La recién constituida administración colombiana comunicó, a través de la Cancillería, su reconocimiento de la soberanía marroquí sobre el Sáhara Occidental, apenas unas horas después de la toma de posesión del presidente ultraconservador Abelardo de la Espriella.
El pronunciamiento se dio en una reunión entre el nuevo vicepresidente José Manuel Restrepo, el canciller Omar Bula Escobar y el ministro de Asuntos Exteriores de Marruecos, Naser Bourita, quien había asistido al acto de investidura de De la Espriella en Cali.

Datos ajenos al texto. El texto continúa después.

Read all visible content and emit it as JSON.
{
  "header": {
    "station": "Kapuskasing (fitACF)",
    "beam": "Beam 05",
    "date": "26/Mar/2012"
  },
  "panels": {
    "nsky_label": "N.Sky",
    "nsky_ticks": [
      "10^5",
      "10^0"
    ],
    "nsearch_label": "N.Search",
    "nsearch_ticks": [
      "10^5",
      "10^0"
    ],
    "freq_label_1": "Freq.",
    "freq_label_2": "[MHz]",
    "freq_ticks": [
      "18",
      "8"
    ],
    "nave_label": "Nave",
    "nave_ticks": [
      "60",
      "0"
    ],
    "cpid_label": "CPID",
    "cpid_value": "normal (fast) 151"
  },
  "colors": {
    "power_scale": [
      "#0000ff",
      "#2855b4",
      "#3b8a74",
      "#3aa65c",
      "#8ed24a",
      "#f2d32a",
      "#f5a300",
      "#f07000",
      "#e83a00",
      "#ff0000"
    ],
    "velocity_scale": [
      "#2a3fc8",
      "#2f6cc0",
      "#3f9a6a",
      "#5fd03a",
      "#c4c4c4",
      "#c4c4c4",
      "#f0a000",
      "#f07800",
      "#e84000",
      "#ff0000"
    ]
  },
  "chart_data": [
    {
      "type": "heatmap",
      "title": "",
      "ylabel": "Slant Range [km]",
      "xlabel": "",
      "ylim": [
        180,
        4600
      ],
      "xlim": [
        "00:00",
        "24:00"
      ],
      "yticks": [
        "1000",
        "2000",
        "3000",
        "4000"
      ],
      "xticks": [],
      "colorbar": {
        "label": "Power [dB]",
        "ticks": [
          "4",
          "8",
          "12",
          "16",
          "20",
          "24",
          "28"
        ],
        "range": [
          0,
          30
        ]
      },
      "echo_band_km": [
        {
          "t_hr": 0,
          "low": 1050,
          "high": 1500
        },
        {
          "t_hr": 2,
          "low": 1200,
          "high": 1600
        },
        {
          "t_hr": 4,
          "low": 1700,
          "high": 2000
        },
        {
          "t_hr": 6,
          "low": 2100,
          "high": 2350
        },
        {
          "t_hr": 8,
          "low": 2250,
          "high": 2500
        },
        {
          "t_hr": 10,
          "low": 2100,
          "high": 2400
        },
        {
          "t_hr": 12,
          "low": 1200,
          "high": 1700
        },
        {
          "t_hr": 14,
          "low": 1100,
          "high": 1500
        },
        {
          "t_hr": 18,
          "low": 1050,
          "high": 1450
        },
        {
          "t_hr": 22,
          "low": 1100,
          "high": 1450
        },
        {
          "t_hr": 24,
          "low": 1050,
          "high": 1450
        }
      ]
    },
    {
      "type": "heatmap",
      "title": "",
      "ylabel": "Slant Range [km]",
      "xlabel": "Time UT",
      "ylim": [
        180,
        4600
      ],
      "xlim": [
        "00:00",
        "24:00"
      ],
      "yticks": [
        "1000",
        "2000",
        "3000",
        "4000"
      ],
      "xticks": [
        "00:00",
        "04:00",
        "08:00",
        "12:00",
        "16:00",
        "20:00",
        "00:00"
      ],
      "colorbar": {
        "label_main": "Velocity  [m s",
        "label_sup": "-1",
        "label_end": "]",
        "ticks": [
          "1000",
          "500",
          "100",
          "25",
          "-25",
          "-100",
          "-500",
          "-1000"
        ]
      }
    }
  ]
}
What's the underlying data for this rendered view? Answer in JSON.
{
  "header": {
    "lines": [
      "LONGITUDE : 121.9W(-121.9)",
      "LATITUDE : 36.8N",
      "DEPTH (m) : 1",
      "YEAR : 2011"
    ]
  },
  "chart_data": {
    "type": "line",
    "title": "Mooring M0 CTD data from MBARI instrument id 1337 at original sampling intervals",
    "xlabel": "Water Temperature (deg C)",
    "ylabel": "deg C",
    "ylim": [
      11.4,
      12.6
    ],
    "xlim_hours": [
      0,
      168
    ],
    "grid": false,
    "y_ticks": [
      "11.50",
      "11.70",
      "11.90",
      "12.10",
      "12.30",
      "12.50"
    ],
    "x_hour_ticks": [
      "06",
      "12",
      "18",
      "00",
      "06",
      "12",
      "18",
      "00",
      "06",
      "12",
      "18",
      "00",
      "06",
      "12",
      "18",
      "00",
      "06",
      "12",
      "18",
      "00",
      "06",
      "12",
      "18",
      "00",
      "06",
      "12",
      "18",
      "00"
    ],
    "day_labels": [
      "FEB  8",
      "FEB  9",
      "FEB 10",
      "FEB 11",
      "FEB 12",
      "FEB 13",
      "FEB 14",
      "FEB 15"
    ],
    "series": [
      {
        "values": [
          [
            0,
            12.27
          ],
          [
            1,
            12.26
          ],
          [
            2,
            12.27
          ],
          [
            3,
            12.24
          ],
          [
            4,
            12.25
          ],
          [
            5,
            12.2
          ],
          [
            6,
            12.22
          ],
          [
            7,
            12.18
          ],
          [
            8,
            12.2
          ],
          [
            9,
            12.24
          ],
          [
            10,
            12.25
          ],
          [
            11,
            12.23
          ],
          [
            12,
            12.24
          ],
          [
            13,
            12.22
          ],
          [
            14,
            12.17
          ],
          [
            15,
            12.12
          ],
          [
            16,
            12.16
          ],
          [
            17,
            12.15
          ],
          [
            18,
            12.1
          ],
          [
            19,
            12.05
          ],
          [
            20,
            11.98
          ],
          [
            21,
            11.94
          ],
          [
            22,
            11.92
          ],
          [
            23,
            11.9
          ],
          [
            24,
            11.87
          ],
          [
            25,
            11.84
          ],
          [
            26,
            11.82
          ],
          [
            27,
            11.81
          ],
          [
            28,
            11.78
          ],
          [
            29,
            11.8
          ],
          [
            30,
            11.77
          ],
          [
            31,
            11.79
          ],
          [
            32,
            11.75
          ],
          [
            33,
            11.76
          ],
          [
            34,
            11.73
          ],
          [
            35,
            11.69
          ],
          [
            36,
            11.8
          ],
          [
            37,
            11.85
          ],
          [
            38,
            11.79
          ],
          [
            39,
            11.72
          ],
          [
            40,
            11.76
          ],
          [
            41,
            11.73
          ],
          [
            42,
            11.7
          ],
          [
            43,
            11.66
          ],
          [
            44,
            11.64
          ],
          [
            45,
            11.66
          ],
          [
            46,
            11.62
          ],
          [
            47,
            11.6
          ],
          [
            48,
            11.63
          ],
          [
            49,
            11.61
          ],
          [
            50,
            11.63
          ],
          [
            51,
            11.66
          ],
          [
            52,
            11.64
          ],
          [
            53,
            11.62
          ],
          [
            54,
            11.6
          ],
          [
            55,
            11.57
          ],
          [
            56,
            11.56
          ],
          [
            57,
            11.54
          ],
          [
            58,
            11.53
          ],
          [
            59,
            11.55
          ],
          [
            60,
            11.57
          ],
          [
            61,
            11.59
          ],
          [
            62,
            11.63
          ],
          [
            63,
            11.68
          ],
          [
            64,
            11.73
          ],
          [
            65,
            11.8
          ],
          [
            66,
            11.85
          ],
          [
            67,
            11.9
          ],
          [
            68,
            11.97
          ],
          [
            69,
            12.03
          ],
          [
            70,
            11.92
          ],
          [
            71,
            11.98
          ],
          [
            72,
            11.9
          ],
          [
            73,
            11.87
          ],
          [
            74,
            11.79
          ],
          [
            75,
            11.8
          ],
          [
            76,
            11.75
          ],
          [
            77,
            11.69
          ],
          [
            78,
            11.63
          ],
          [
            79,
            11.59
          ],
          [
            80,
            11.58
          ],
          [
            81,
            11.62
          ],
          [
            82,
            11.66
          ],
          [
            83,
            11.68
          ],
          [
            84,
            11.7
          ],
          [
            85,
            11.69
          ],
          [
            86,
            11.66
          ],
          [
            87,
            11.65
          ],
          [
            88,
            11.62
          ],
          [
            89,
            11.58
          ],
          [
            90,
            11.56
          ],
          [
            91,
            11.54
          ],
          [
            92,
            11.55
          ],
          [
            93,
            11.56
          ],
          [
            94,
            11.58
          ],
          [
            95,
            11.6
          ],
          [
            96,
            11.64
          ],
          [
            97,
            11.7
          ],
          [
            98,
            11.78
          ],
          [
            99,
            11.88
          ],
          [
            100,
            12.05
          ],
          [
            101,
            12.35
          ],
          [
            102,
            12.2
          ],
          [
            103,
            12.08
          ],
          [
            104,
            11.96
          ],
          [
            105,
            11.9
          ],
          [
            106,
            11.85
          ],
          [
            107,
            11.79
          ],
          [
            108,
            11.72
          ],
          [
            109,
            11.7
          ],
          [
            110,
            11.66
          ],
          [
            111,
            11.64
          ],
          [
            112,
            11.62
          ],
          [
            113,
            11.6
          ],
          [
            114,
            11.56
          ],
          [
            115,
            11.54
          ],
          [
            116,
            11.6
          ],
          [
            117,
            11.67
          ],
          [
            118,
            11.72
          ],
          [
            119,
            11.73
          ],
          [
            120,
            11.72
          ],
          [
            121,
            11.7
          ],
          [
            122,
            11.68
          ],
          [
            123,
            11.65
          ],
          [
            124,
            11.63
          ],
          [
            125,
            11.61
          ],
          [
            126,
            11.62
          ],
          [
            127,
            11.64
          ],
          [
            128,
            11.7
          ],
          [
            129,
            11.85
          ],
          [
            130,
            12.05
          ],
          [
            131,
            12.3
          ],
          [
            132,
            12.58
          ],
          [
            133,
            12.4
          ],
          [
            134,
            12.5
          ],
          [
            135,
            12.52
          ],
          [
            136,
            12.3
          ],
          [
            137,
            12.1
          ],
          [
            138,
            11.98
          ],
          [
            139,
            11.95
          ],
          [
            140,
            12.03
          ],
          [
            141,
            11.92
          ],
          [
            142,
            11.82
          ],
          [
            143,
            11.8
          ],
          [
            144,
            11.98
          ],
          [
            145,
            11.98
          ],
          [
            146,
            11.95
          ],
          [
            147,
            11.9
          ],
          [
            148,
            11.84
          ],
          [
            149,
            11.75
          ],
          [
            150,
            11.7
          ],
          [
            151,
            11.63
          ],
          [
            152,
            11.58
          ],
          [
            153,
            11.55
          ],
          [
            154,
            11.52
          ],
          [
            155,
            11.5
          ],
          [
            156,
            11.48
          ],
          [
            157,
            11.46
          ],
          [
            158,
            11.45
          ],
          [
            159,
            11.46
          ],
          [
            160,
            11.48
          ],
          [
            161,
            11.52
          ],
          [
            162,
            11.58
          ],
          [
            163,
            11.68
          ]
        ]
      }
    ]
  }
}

En la cuenta oficial de X, la Cancillería afirmó que «con esta decisión, Colombia busca revitalizar su relación con Marruecos sobre la base de una visión a largo plazo y con la convicción de que el acercamiento bilateral servirá plenamente a los intereses del pueblo colombiano».
Este comunicado representa un giro de 180 grados respecto a la política anterior de Colombia; hace cuatro años, al iniciar el gobierno de Gustavo Petro, el país restableció los lazos diplomáticos con la República Árabe Saharaui, relaciones que habían permanecido congeladas desde 2001.
Desde la retirada española en 1975, Marruecos controla aproximadamente el 80 % del territorio del Sáhara Occidental y, en 2007, presentó ante la ONU un plan de autonomía que mantendría la soberanía marroquí sobre la zona.